Monday, December 16, 2013

Forgiveness for enemies who destroy their churches (from Coptics in Egypt) and compassion and limits to unfettered capitalism from Vatican

Anyone who watched this week's CBS 60 Minutes, during which Bob Simon explored the plight of Coptic Christians in Egypt, cannot be immune to the savage destruction inflicted on their churches by radical Islamists. Many Muslims believe that Coptics, in siding with the military in the coup that overturned the Muslim Brotherhood's president, Mohammed Morsi, were responsible for his overthrow and sought revenge against the Coptics.

The ongoing political violence in Egypt has led to unprecedented attacks on the country's Coptic Christian minority, the worst in their history.  Copts, who make up roughly 10 percent of the Egyptian population, were the target of revenge by Muslim mobs this summer after Egypt's first Islamist president was overthrown in a military coup. Over 40 Christian churches all over Egypt were gutted by arson and looted -- some over a thousand years old and full of priceless relics.
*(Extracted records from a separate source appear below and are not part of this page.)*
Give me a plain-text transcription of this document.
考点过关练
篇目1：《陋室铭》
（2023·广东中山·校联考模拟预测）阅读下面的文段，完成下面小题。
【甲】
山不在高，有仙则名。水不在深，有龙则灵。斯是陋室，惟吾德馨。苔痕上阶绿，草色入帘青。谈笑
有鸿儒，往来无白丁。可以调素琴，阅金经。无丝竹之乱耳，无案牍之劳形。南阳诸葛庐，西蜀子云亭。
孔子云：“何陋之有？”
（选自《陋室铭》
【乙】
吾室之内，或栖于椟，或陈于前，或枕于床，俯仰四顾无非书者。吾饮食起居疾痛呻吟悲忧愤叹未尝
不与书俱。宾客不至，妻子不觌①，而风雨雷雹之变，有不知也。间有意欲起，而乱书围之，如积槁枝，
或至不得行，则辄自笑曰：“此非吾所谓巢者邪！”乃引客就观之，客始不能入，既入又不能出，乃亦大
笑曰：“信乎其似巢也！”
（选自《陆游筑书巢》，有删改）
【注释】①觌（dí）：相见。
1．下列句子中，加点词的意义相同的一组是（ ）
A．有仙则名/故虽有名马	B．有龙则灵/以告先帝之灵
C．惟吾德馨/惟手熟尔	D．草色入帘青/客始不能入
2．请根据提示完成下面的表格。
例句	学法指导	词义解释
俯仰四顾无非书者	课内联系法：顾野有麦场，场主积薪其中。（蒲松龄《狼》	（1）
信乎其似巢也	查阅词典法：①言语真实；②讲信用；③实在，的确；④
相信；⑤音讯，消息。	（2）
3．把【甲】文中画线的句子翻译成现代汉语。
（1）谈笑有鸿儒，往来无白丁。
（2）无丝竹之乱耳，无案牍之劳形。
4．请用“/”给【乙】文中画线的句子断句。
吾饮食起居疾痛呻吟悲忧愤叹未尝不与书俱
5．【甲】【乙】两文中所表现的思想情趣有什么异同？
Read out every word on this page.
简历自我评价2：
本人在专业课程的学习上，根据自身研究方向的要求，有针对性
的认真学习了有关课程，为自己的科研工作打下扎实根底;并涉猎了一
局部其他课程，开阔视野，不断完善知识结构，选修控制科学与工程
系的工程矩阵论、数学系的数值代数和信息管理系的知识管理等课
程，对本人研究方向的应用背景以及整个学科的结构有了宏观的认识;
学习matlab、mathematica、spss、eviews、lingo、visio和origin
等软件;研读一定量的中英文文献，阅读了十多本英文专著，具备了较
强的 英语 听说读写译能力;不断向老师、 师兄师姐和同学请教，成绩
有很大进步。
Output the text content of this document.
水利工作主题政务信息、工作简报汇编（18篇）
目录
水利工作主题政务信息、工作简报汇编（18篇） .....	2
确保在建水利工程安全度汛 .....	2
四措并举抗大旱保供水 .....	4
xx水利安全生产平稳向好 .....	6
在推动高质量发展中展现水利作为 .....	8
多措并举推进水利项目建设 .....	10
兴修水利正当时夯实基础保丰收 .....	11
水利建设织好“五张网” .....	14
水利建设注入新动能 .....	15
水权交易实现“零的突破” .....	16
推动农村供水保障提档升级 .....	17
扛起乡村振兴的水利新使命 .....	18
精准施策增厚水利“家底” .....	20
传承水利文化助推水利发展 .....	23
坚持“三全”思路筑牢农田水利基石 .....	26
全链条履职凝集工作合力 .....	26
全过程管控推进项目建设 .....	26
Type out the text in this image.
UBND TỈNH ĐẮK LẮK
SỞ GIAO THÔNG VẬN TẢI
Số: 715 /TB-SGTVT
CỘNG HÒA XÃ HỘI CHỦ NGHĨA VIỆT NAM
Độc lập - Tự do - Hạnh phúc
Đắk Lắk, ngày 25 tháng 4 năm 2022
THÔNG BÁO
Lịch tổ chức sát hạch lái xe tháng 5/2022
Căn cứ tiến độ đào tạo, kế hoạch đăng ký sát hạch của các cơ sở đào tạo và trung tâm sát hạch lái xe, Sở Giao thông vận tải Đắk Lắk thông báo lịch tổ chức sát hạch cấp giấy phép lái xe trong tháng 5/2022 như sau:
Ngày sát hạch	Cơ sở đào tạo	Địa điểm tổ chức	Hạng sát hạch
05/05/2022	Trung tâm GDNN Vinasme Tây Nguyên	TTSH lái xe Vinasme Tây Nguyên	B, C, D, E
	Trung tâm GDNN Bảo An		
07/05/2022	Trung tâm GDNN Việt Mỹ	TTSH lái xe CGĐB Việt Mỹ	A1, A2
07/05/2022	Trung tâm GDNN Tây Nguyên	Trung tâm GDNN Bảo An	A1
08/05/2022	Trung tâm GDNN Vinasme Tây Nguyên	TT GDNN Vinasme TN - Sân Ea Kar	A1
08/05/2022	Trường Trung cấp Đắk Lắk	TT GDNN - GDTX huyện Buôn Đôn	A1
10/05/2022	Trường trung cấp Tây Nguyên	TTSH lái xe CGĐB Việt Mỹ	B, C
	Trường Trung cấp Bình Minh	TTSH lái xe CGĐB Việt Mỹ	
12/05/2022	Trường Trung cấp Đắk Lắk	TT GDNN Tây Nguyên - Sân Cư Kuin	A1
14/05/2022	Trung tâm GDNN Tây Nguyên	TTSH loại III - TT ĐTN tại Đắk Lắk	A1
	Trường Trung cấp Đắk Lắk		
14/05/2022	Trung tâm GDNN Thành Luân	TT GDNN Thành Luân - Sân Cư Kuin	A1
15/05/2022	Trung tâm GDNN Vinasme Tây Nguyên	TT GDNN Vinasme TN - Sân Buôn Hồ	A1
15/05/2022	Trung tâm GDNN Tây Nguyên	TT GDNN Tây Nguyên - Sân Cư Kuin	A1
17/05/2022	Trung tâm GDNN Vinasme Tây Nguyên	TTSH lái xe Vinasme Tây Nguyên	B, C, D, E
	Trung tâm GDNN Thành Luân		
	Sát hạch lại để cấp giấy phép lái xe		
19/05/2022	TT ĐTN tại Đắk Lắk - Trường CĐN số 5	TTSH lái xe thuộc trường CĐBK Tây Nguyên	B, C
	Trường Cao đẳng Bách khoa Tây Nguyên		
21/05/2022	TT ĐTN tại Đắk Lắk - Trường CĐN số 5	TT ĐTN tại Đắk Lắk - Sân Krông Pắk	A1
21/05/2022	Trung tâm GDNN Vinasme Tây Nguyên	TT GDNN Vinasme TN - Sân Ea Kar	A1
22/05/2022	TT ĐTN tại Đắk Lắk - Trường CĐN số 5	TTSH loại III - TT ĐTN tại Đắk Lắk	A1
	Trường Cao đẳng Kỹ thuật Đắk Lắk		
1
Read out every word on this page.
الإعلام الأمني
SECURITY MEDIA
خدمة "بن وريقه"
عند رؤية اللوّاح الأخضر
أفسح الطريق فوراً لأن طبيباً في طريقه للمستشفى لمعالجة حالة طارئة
Copts have also been murdered in ongoing sectarian violence......
One of the Coptic Church's senior leaders, Bishop Thomas, says revenge is not his religion's way.  "Forgiveness is a very important principle in the Christian life," he tells Simon.  "When you are able to present forgiveness, and love, you are able as well to ask for justice."
 (from the CBS 60 Minutes website, December 15, 2013)

Painting slogans on the ruins of the Coptic churches that read Egypt is now Islamist, and leaving that message as the calling card of the terrorists who did their hateful acts of destruction, would not inspire the kind of patience and tolerance, of the acceptance of martyrdom, if such slogans were painted on the walls of Christian churches in many of the cities of the west. There would be police investigations, and if possible, prosecutions, convictions and  imprisonments, conducted by the civil authorities.
While watching the Coptic piece, I was wondering if what has happened in Egypt to the Coptics is a foretaste of what radical Islamists are holding as their ultimate vision for their current terrorist crusade against Christians. If it is, then Christians will become intimately acquainted with the kind of violence that Jews have encountered for decades, if not centuries.
And while moderates of all faiths would encourage everyone of all religions to learn the nuances of the faiths of their counterparts from other faith communities, one has to wonder whether or not such encouragement and support can sustain the level of learning, leading to tolerance, that will be required to adopt a position similar to that of the current Coptics in Egypt.
Linking forgiveness to an ensuing petition for justice is not an equation often witnessed in North American communities, with the possible exception of the Amish and Mennonite communities.
Earlier in the day, on an ABC political panel, Cokie Roberts, one of the former hosts of the Sunday talk show, equated the Pope's refreshing message of compassion for the poor in his first nine months in the Vatican to the words of Jesus, wondering why those words were generating so much buzz, unless those generating the buzz were completely unfamiliar with the New Testament.
Tolerance for their enemies, even forgiveness, from the Coptics, and compassion for the poor, even excoriating the rampant and unfettered capitalism that globalization has brought from the Vatican....who knows if we are not entering a time of reversal of some of the fortunes of both radical terror from religious fundamentalists and limits to the unfettered greed that has so seduced Wall Street...oh but that has to be nothing more than a wish-fulfillment dream on the part of this scribe.
Let's not forget that it was Rush Limbaugh, he of the $40 million annual contract, who this week pilloried the Pope for his attack on "unfettered capitalism" which, according to Limbaugh, is the core of the American culture.
Extreme and unfettered capitalism is one enemy faced by all people attempting to eke out an existence on the planet; extreme and apparently unfettered "righteousness" is another enemy faced by those considered to be opponents of "extremeism" in the service of there any connection to the apparent unleashing of the forces of extremeism, whether in the service of greed or in the service of Allah?...
Does it really matter which idol is worshipped, when the actions of those worshipping at the idol include the destruction of what others hold sacred, like the peaceful pursuit of a decent living, and the peaceful right to worship as they see fit?
Clearly, the world needs more messages like those coming from both the Vatican and the Coptic leaders in Egypt, conflating both compassion and forgiveness that are the core of the gospel message.
Many church leaders, right here in North America, would do well to read, reflect and implement the guidance of their seemingly detached leaders from other segments of the Christian faith in other parts of the world.